世界中で連日、コロナの感染者が激増し、ついには100万人を突破した。死者が急増したイタリアのベルガモでは火葬が追いつかず、多くの遺体が近隣の火葬場に運ばれているという。
コロナウイルスは選手や五輪関係者に対しても容赦ない。先月はハンガリーの大会から帰国したフェンシングの韓国女子代表3人が新型コロナに感染。国内では5日、全日本柔道連盟の男性職員が感染したと公表。他にも発熱の症状を訴える職員が約10人もおり、全柔連は全職員を自宅待機させている。感染防止に人一倍、神経を使っている五輪関係者ですらコロナウイルスには勝てないのだ。

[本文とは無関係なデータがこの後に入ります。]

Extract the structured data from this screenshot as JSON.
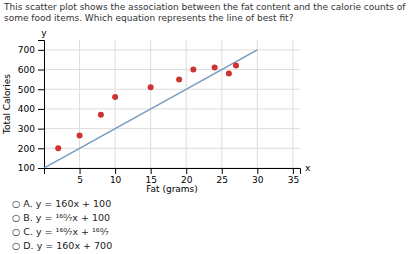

国際競技団体や各国の五輪委員会にしても、来夏だって開催できるかわからない五輪のことなど、今は考えている余裕がないし、「予選会方式を早くまとめろ」と命じられても、何をどこまで決められるかもわからないというのが、正直なところだろう。
先月30日の米紙USAトゥデー(電子版)は、延期が決まった東京五輪の日程を早々と発表したIOCを強く批判。「世界中が伝染病と死と絶望の中にあるとき、なぜ五輪の日程を発表する必要があるのか」と指摘した。今回のIOCの拙速な通達も、世界中から集中砲火を浴びるのではないか。